Files
Astrape/docs/weather-source-data.md
T
rpotter6298 9d15860f0b first_commit
2026-04-25 20:35:25 +02:00

4.1 KiB

Weather Source Data

Goal

This subsystem aggregates external weather forecasts and stores them in a clean database-ready shape.

Terminology:

  • forecast: data from an external weather source, such as Open-Meteo
  • resolved truth: observed weather for a time that has already happened
  • prediction: an internal estimate produced by a future Astrape/Gibil model

This module should not produce predictions or confidence scores. A later weather_predictor.py subsystem can use this clean forecast database to produce predictions and confidence.

Subsystem Boundary

Initial classes should stay narrowly scoped:

  • OpenMeteoClient: fetch raw hourly forecast payloads
  • OpenMeteoParser: convert API payloads into external forecast runs and points
  • WeatherBuilder: normalize and select clean forecast records for database use
  • WeatherStore: persist forecast points and resolved truth

These classes communicate through data models like WeatherForecastRun, WeatherForecastPoint, and WeatherResolvedTruth.

Core Data Shape

Every weather API pull is a forecast run.

issued_at = when the external forecast was fetched
target_at = the hour being forecast
horizon_hours = target_at - issued_at
forecast_value = external forecast value for that target hour

Later, when target_at is in the past, Astrape can attach resolved truth:

resolved_at = the hour that actually happened
truth = observed temperature / observed solar radiation

That creates rows future modules can use:

target_at | resolved_truth | forecast_1h | forecast_2h | ... | forecast_48h

The future predictor can learn from those rows without needing to know anything about Open-Meteo payloads.

First Variables

Use Open-Meteo hourly forecast fields:

  • temperature_2m
  • shortwave_radiation
  • cloud_cover

Open-Meteo documents shortwave_radiation as average incoming solar radiation over the preceding hour at the surface, equivalent to GHI, measured in W/m2. That is the right starting solar forecast variable for Astrape.

Storage Shape

Forecast points should be stored as individual rows.

Core fields:

  • issued_at
  • target_at
  • horizon_hours
  • source
  • temperature_c
  • shortwave_radiation_w_m2
  • cloud_cover_pct

Resolved truth should be stored separately. For now, resolved truth comes from the Open-Meteo historical archive API.

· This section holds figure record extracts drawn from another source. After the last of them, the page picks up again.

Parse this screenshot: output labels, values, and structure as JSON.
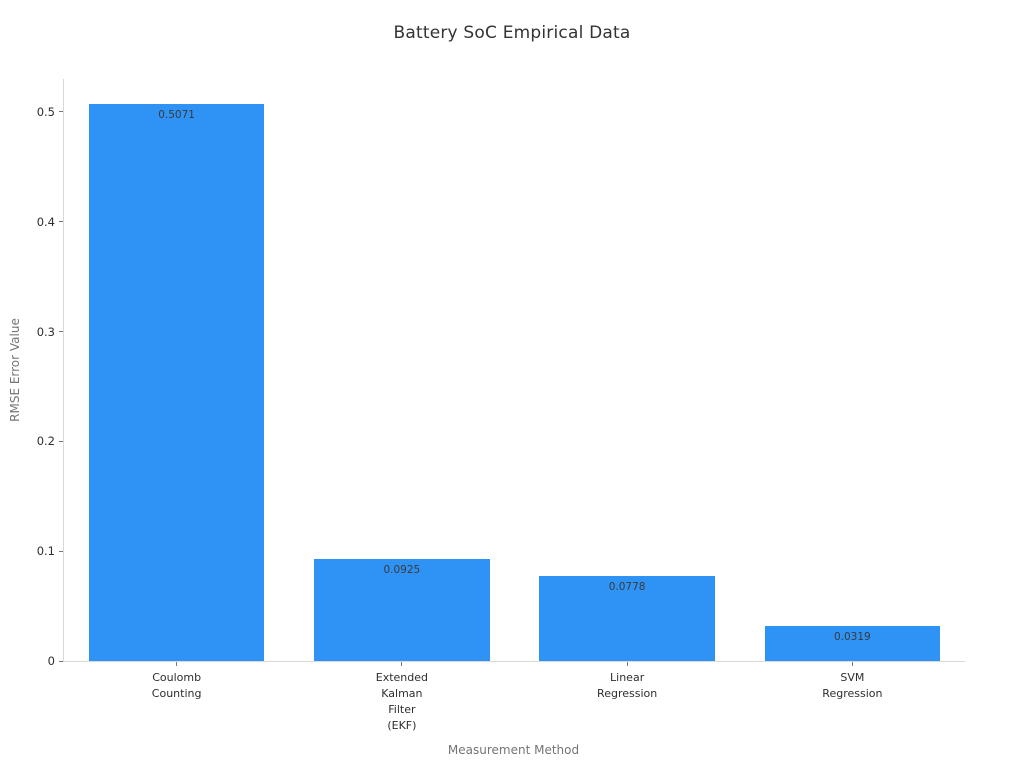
{
  "colors": {
    "bar": "#2F92F5",
    "spine": "#D9D9D9",
    "tick": "#767676",
    "tick_label": "#2E2E2E",
    "value_label": "#3A3A3A",
    "axis_label": "#757575",
    "title": "#333333",
    "background": "#FFFFFF"
  },
  "chart_data": {
    "type": "bar",
    "title": "Battery SoC Empirical Data",
    "xlabel": "Measurement Method",
    "ylabel": "RMSE Error Value",
    "categories": [
      "Coulomb Counting",
      "Extended Kalman Filter (EKF)",
      "Linear Regression",
      "SVM Regression"
    ],
    "category_lines": [
      [
        "Coulomb",
        "Counting"
      ],
      [
        "Extended",
        "Kalman",
        "Filter",
        "(EKF)"
      ],
      [
        "Linear",
        "Regression"
      ],
      [
        "SVM",
        "Regression"
      ]
    ],
    "values": [
      0.5071,
      0.0925,
      0.0778,
      0.0319
    ],
    "value_labels": [
      "0.5071",
      "0.0925",
      "0.0778",
      "0.0319"
    ],
    "yticks": [
      0,
      0.1,
      0.2,
      0.3,
      0.4,
      0.5
    ],
    "ytick_labels": [
      "0",
      "0.1",
      "0.2",
      "0.3",
      "0.4",
      "0.5"
    ],
    "ylim": [
      0,
      0.53
    ],
    "grid": false,
    "legend": null,
    "orientation": "vertical"
  }
}
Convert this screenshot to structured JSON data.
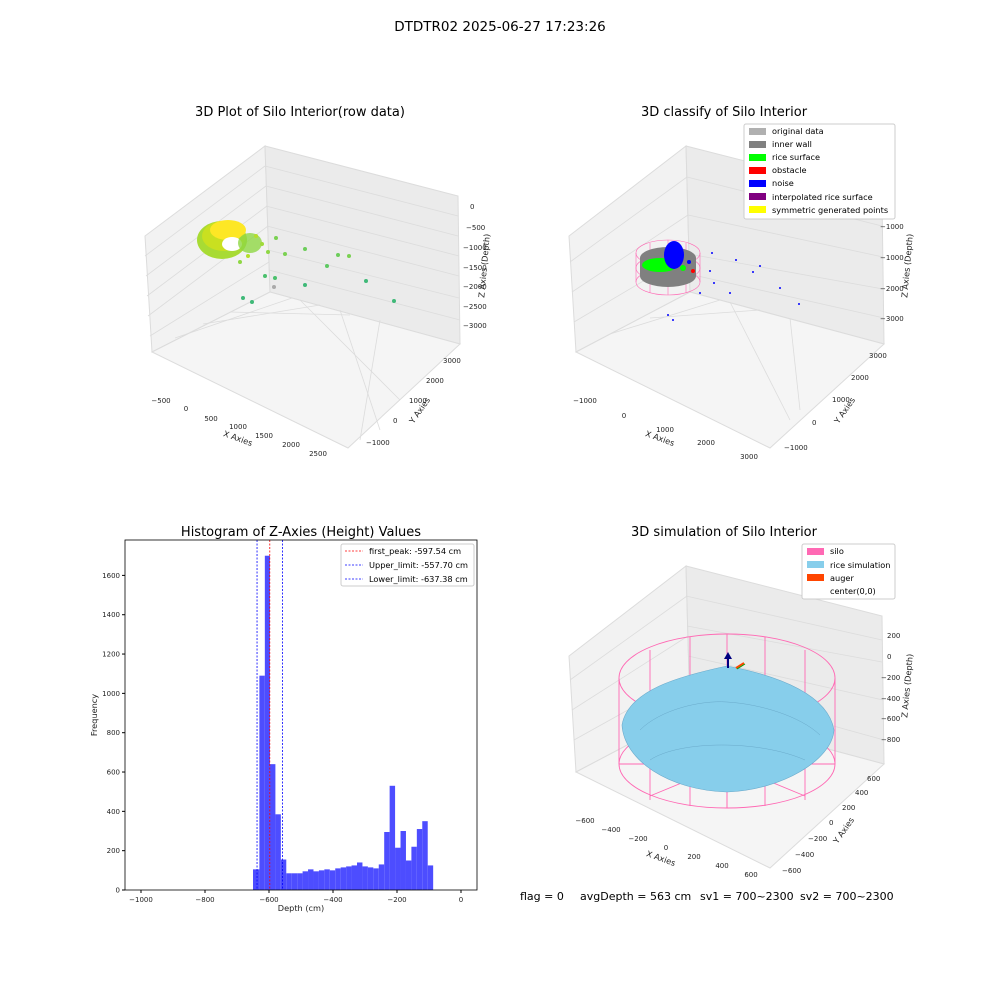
{
  "suptitle": "DTDTR02 2025-06-27 17:23:26",
  "footer": {
    "flag": "flag = 0",
    "avg_depth": "avgDepth = 563 cm",
    "sv1": "sv1 = 700~2300",
    "sv2": "sv2 = 700~2300"
  },
  "chart_data": [
    {
      "type": "scatter",
      "title": "3D Plot of Silo Interior(row data)",
      "xlabel": "X Axies",
      "ylabel": "Y Axies",
      "zlabel": "Z Axies (Depth)",
      "xticks": [
        "−500",
        "0",
        "500",
        "1000",
        "1500",
        "2000",
        "2500"
      ],
      "yticks": [
        "−1000",
        "0",
        "1000",
        "2000",
        "3000"
      ],
      "zticks": [
        "0",
        "−500",
        "−1000",
        "−1500",
        "−2000",
        "−2500",
        "−3000"
      ],
      "grid": true,
      "colormap": [
        "#3fb978",
        "#7ad151",
        "#b5de2b",
        "#fde725"
      ]
    },
    {
      "type": "scatter",
      "title": "3D classify of Silo Interior",
      "xlabel": "X Axies",
      "ylabel": "Y Axies",
      "zlabel": "Z Axies (Depth)",
      "xticks": [
        "−1000",
        "0",
        "1000",
        "2000",
        "3000"
      ],
      "yticks": [
        "−1000",
        "0",
        "1000",
        "2000",
        "3000"
      ],
      "zticks": [
        "−1000",
        "−2000",
        "−3000"
      ],
      "grid": true,
      "legend_position": "top-right",
      "legend": [
        {
          "label": "original data",
          "color": "#b0b0b0"
        },
        {
          "label": "inner wall",
          "color": "#808080"
        },
        {
          "label": "rice surface",
          "color": "#00ff00"
        },
        {
          "label": "obstacle",
          "color": "#ff0000"
        },
        {
          "label": "noise",
          "color": "#0000ff"
        },
        {
          "label": "interpolated rice surface",
          "color": "#800080"
        },
        {
          "label": "symmetric generated points",
          "color": "#ffff00"
        }
      ]
    },
    {
      "type": "bar",
      "title": "Histogram of Z-Axies (Height) Values",
      "xlabel": "Depth (cm)",
      "ylabel": "Frequency",
      "xlim": [
        -1050,
        50
      ],
      "ylim": [
        0,
        1780
      ],
      "xticks": [
        -1000,
        -800,
        -600,
        -400,
        -200,
        0
      ],
      "yticks": [
        0,
        200,
        400,
        600,
        800,
        1000,
        1200,
        1400,
        1600
      ],
      "bar_color": "#4d4dff",
      "bins": [
        {
          "x0": -650,
          "x1": -630,
          "count": 105
        },
        {
          "x0": -630,
          "x1": -613,
          "count": 1090
        },
        {
          "x0": -613,
          "x1": -597,
          "count": 1700
        },
        {
          "x0": -597,
          "x1": -580,
          "count": 640
        },
        {
          "x0": -580,
          "x1": -563,
          "count": 385
        },
        {
          "x0": -563,
          "x1": -546,
          "count": 155
        },
        {
          "x0": -546,
          "x1": -529,
          "count": 85
        },
        {
          "x0": -529,
          "x1": -512,
          "count": 85
        },
        {
          "x0": -512,
          "x1": -495,
          "count": 85
        },
        {
          "x0": -495,
          "x1": -478,
          "count": 95
        },
        {
          "x0": -478,
          "x1": -461,
          "count": 105
        },
        {
          "x0": -461,
          "x1": -444,
          "count": 95
        },
        {
          "x0": -444,
          "x1": -427,
          "count": 100
        },
        {
          "x0": -427,
          "x1": -410,
          "count": 105
        },
        {
          "x0": -410,
          "x1": -393,
          "count": 100
        },
        {
          "x0": -393,
          "x1": -376,
          "count": 110
        },
        {
          "x0": -376,
          "x1": -359,
          "count": 115
        },
        {
          "x0": -359,
          "x1": -342,
          "count": 120
        },
        {
          "x0": -342,
          "x1": -325,
          "count": 125
        },
        {
          "x0": -325,
          "x1": -308,
          "count": 140
        },
        {
          "x0": -308,
          "x1": -291,
          "count": 120
        },
        {
          "x0": -291,
          "x1": -274,
          "count": 115
        },
        {
          "x0": -274,
          "x1": -257,
          "count": 110
        },
        {
          "x0": -257,
          "x1": -240,
          "count": 130
        },
        {
          "x0": -240,
          "x1": -223,
          "count": 295
        },
        {
          "x0": -223,
          "x1": -206,
          "count": 530
        },
        {
          "x0": -206,
          "x1": -189,
          "count": 215
        },
        {
          "x0": -189,
          "x1": -172,
          "count": 300
        },
        {
          "x0": -172,
          "x1": -155,
          "count": 150
        },
        {
          "x0": -155,
          "x1": -138,
          "count": 220
        },
        {
          "x0": -138,
          "x1": -121,
          "count": 310
        },
        {
          "x0": -121,
          "x1": -104,
          "count": 350
        },
        {
          "x0": -104,
          "x1": -87,
          "count": 125
        }
      ],
      "vlines": [
        {
          "label": "first_peak: -597.54 cm",
          "x": -597.54,
          "color": "#ff0000"
        },
        {
          "label": "Upper_limit: -557.70 cm",
          "x": -557.7,
          "color": "#0000ff"
        },
        {
          "label": "Lower_limit: -637.38 cm",
          "x": -637.38,
          "color": "#0000ff"
        }
      ],
      "legend_position": "top-right"
    },
    {
      "type": "surface",
      "title": "3D simulation of Silo Interior",
      "xlabel": "X Axies",
      "ylabel": "Y Axies",
      "zlabel": "Z Axies (Depth)",
      "xticks": [
        "−600",
        "−400",
        "−200",
        "0",
        "200",
        "400",
        "600"
      ],
      "yticks": [
        "−600",
        "−400",
        "−200",
        "0",
        "200",
        "400",
        "600"
      ],
      "zticks": [
        "200",
        "0",
        "−200",
        "−400",
        "−600",
        "−800"
      ],
      "grid": true,
      "legend_position": "top-right",
      "legend": [
        {
          "label": "silo",
          "color": "#ff69b4"
        },
        {
          "label": "rice simulation",
          "color": "#87ceeb"
        },
        {
          "label": "auger",
          "color": "#ff4500"
        },
        {
          "label": "center(0,0)",
          "color": "none"
        }
      ]
    }
  ]
}
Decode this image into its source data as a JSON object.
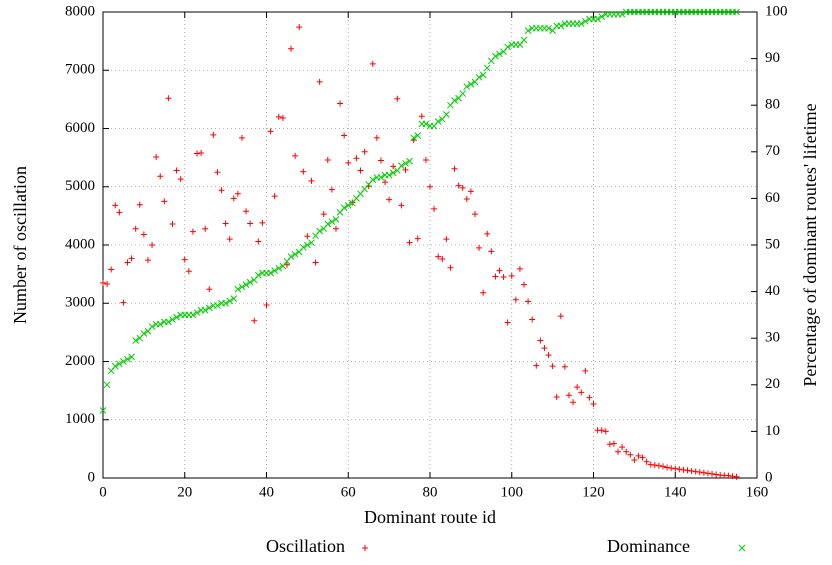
{
  "chart_data": {
    "type": "scatter",
    "x_label": "Dominant route id",
    "y_label": "Number of oscillation",
    "y2_label": "Percentage of dominant routes' lifetime",
    "x": [
      0,
      1,
      2,
      3,
      4,
      5,
      6,
      7,
      8,
      9,
      10,
      11,
      12,
      13,
      14,
      15,
      16,
      17,
      18,
      19,
      20,
      21,
      22,
      23,
      24,
      25,
      26,
      27,
      28,
      29,
      30,
      31,
      32,
      33,
      34,
      35,
      36,
      37,
      38,
      39,
      40,
      41,
      42,
      43,
      44,
      45,
      46,
      47,
      48,
      49,
      50,
      51,
      52,
      53,
      54,
      55,
      56,
      57,
      58,
      59,
      60,
      61,
      62,
      63,
      64,
      65,
      66,
      67,
      68,
      69,
      70,
      71,
      72,
      73,
      74,
      75,
      76,
      77,
      78,
      79,
      80,
      81,
      82,
      83,
      84,
      85,
      86,
      87,
      88,
      89,
      90,
      91,
      92,
      93,
      94,
      95,
      96,
      97,
      98,
      99,
      100,
      101,
      102,
      103,
      104,
      105,
      106,
      107,
      108,
      109,
      110,
      111,
      112,
      113,
      114,
      115,
      116,
      117,
      118,
      119,
      120,
      121,
      122,
      123,
      124,
      125,
      126,
      127,
      128,
      129,
      130,
      131,
      132,
      133,
      134,
      135,
      136,
      137,
      138,
      139,
      140,
      141,
      142,
      143,
      144,
      145,
      146,
      147,
      148,
      149,
      150,
      151,
      152,
      153,
      154,
      155
    ],
    "series": [
      {
        "name": "Oscillation",
        "color": "#ff0000",
        "marker": "+",
        "values": [
          3350,
          3330,
          3580,
          4680,
          4560,
          3010,
          3700,
          3770,
          4280,
          4690,
          4180,
          3740,
          4000,
          5510,
          5180,
          4750,
          6520,
          4360,
          5280,
          5130,
          3750,
          3550,
          4230,
          5570,
          5580,
          4280,
          3240,
          5890,
          5250,
          4940,
          4370,
          4100,
          4800,
          4880,
          5840,
          4580,
          4370,
          2700,
          4060,
          4380,
          2970,
          5950,
          4840,
          6200,
          6180,
          3660,
          7370,
          5530,
          7740,
          5260,
          4150,
          5100,
          3700,
          6800,
          4530,
          5460,
          4950,
          4280,
          6430,
          5880,
          5410,
          4730,
          5490,
          5280,
          5600,
          5010,
          7110,
          5840,
          5450,
          5080,
          4780,
          5350,
          6510,
          4680,
          5290,
          4040,
          5800,
          4110,
          6210,
          5460,
          5000,
          4620,
          3800,
          3760,
          4100,
          3610,
          5310,
          5020,
          4980,
          4790,
          4920,
          4530,
          3950,
          3180,
          4190,
          3890,
          3460,
          3560,
          3450,
          2670,
          3470,
          3060,
          3590,
          3320,
          3030,
          2720,
          1930,
          2360,
          2230,
          2110,
          1920,
          1390,
          2780,
          1910,
          1420,
          1300,
          1560,
          1470,
          1840,
          1380,
          1270,
          820,
          820,
          800,
          580,
          590,
          450,
          530,
          450,
          400,
          310,
          380,
          350,
          280,
          230,
          220,
          210,
          200,
          180,
          170,
          160,
          150,
          140,
          130,
          120,
          110,
          100,
          90,
          80,
          70,
          60,
          50,
          45,
          40,
          30,
          20
        ]
      },
      {
        "name": "Dominance",
        "color": "#00cc00",
        "marker": "x",
        "axis": "y2",
        "values": [
          14.5,
          20,
          23,
          24,
          24.5,
          25,
          25.5,
          26,
          29.5,
          30,
          31,
          31.5,
          32.5,
          33,
          33,
          33.5,
          33.5,
          34,
          34.5,
          35,
          35,
          35,
          35,
          35.5,
          36,
          36,
          36.5,
          37,
          37,
          37.5,
          37.5,
          38,
          38.5,
          40.5,
          41,
          41.5,
          42,
          42.5,
          43.5,
          44,
          44,
          44,
          44.5,
          45,
          45.5,
          46.5,
          47.5,
          48,
          48.5,
          49.5,
          50,
          50.5,
          52,
          53,
          53.5,
          54.5,
          55,
          55.5,
          57,
          58,
          58.5,
          59,
          60,
          61,
          62,
          63,
          64,
          64.5,
          64.5,
          65,
          65,
          65.5,
          66,
          67,
          67.5,
          68,
          73,
          73.5,
          76,
          76,
          75.5,
          75.5,
          76.5,
          77,
          78,
          80,
          81,
          81.5,
          82.5,
          84,
          84.5,
          85,
          86,
          86.5,
          88,
          89.5,
          90.5,
          91,
          91.5,
          92.5,
          93,
          93,
          93,
          94,
          96,
          96.5,
          96.5,
          96.5,
          96.5,
          96.5,
          96,
          97,
          97,
          97.5,
          97.5,
          97.5,
          97.5,
          97.5,
          98,
          98.5,
          98.5,
          98.5,
          99,
          99.5,
          99.5,
          99.5,
          99.5,
          99.5,
          100,
          100,
          100,
          100,
          100,
          100,
          100,
          100,
          100,
          100,
          100,
          100,
          100,
          100,
          100,
          100,
          100,
          100,
          100,
          100,
          100,
          100,
          100,
          100,
          100,
          100,
          100,
          100
        ]
      }
    ],
    "xlim": [
      0,
      160
    ],
    "xticks": [
      0,
      20,
      40,
      60,
      80,
      100,
      120,
      140,
      160
    ],
    "ylim": [
      0,
      8000
    ],
    "yticks": [
      0,
      1000,
      2000,
      3000,
      4000,
      5000,
      6000,
      7000,
      8000
    ],
    "y2lim": [
      0,
      100
    ],
    "y2ticks": [
      0,
      10,
      20,
      30,
      40,
      50,
      60,
      70,
      80,
      90,
      100
    ],
    "grid": true,
    "legend": "bottom"
  }
}
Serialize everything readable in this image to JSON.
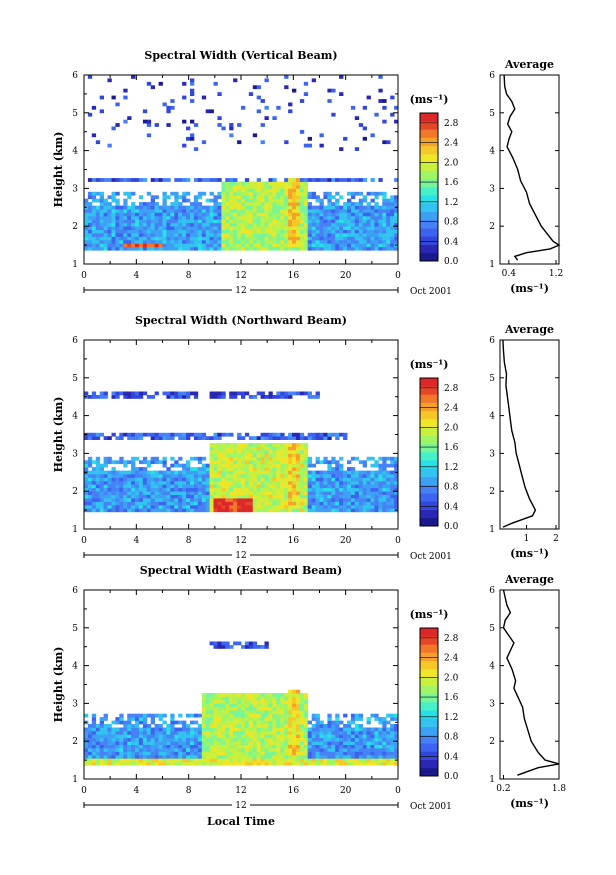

Until archive data is available, Astrape can also store the current 0-hour Open-Meteo forecast as provisional truth with source = open_meteo_zero_hour. This gives the UI and future joins a near-real-time truth line. Archive truth remains separate with source = open_meteo_archive, so later modules can choose whether to prefer archive actuals over provisional 0-hour values.

Core fields:

  • resolved_at
  • source
  • temperature_c
  • shortwave_radiation_w_m2

The future predictor can join forecast points to truth by target_at = resolved_at.

Open-Meteo archive data can lag behind current time depending on model availability, so the database daemon backfills a configurable historical window instead of assuming the last completed hour is immediately available.

Visual Explorer

We should build a small web output for inspecting forecast history.

Useful first view:

  • select a weather variable, such as temperature or shortwave radiation
  • select forecast horizons, such as 2h and 4h
  • overlay those horizon-specific external forecasts against resolved truth
  • plot by target_at

Example:

target_at on x-axis
temperature_c on y-axis
line 1: Open-Meteo forecast made 2 hours before target_at
line 2: Open-Meteo forecast made 4 hours before target_at
line 3: resolved truth

This visual layer should read from the cleaned weather database. It should not be part of the Open-Meteo client or parser.

First Implementation Slice

  1. Fetch one Open-Meteo-style hourly forecast run.
  2. Parse it into forecast points.
  3. Normalize the run through WeatherBuilder.
  4. Store forecast points through WeatherStore.
  5. Add resolved truth rows when we have a source for observed weather.
  6. Build the visual explorer after forecast/truth storage exists.